If all those stories told of the Los Angeles movie colony are true, why do the film producers go to all the trouble of scenarios and posed pictures? Why not just turn their cameras on Hollywood from day to day?

Tacoma Ledger
March 3, 1922


Sunday, March 20

Everybody by now...

          ... has heard that Fatty Arbuckle has been arrested and awaits trial for the rape and murder of Virginia Rappé.  I just don't know what to think.  Rumours are flying around Hollywood with their usual speed (our publicity man once remarked to me “here in Hollywood, if you sneeze on Wiltshire, someone will sell you cold medicine by Sunset Boulevard”); and their usual accuracy.

          Of course I knew Roscoe back when I was personal assistant to Mack Sennett over at Keystone, and I have to tell you that I never found him anything but gay and charming.  It really is quite incredible to me that such accusations could be true, particularly when Mr Sennett ordered I have the lot shut down and fumigated after he discovered that Virginia Rappé had contracted the sort of disease that suggests much about her character while in our employ.  It is a terrible shame that someone so young has lost her life, of course, but when you live as hard as she did, why naturally there are consequences.

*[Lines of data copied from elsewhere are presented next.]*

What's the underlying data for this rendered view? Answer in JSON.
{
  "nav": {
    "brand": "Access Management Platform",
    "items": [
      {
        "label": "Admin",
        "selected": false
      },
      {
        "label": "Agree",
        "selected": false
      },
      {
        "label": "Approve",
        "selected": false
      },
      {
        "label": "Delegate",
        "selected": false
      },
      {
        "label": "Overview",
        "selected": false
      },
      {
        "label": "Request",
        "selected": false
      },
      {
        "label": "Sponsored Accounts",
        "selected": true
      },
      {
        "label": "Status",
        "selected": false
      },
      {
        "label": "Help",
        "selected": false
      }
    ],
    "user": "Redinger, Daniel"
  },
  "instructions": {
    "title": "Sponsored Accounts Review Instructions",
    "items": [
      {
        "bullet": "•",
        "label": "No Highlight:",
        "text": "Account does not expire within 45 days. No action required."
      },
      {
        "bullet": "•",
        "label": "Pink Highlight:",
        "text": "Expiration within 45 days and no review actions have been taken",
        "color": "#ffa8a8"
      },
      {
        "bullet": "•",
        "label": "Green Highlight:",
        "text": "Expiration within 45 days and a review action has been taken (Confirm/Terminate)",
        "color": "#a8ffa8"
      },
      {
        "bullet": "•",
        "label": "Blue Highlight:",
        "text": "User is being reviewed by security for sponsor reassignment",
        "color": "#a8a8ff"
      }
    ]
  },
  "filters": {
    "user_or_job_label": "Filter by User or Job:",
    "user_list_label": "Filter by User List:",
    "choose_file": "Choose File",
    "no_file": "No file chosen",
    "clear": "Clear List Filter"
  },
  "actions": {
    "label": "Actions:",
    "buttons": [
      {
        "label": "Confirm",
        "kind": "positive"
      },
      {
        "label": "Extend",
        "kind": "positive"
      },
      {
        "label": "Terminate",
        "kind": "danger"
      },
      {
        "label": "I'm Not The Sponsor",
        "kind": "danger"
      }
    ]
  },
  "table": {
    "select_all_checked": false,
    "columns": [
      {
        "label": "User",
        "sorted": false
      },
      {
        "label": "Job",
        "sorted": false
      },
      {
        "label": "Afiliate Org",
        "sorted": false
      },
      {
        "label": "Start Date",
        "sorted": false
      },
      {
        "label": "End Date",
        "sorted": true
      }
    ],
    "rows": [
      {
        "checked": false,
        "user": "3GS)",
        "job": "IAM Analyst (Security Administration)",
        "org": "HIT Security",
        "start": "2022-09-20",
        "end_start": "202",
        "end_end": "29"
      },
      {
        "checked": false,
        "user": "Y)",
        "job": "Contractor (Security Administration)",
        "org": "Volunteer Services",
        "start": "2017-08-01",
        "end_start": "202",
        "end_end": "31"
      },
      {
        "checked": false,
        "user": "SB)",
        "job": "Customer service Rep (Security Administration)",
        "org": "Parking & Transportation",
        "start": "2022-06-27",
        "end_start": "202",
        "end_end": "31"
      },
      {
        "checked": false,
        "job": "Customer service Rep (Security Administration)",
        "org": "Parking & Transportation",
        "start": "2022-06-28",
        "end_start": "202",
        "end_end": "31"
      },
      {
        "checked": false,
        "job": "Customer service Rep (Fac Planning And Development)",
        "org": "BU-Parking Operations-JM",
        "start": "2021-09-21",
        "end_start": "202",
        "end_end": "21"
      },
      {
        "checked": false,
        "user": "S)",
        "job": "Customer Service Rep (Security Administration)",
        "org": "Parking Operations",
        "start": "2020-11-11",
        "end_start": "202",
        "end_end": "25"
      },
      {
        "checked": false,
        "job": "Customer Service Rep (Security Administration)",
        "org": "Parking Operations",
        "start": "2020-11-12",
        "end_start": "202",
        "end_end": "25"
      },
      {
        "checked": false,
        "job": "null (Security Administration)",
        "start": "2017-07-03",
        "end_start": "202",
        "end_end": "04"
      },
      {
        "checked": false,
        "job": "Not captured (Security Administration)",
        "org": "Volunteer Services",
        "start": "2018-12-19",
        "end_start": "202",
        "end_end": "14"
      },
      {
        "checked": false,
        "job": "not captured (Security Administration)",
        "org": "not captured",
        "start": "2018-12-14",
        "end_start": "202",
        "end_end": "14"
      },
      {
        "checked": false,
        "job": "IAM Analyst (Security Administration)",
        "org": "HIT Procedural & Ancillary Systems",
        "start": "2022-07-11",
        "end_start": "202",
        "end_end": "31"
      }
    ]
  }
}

          I got the dope about that party up in San Francisco straight from one of the script girls over at Paramount, who ought to know what she's talking about (though delicacy forbids me from stating precisely why).  I suspect she personally attended the party, though of course she denies this.

          It's not known why Roscoe chose San Francisco as the setting for the party he was throwing to celebrate his new Paramount contract (rumored to be worth $1million a year), but I'm told that he simply wanted to give his brand new Pierce Arrow a good run up the coast, so San Francisco it was.  The party was a typical Hollywood one – plenty of booze, dope, and the sorts of girls who claim they are unable to Charleston freely while fully dressed.

          I know it all sounds terribly shocking, but believe me I've known wilder ones here in Hollywood, some involving names you would be very surprised to hear associated with such behavior.  After some years “knocking about” here in Hollywood, I've come to the conclusion that one must suspend the usual moral judgements when considering movie folk: they are simply of a different breed and subject to a different set of rules than you and I.

          So far, my script girl friend has confirmed that neither Virginia Rappé nor her friend Maude Delmont (well known in these parts for being a “professional correspondent” for blackmailers) were invited to the party, but they arrived nevertheless.  She claims to have been too inebriated to recall much more than that (a claim I'm wont to believe given what I know of her activities) but I suspect that as time goes by and our mutual friend Mr Arbuckle's trial looms, her memory will begin to clear. I shall keep you informed of developments.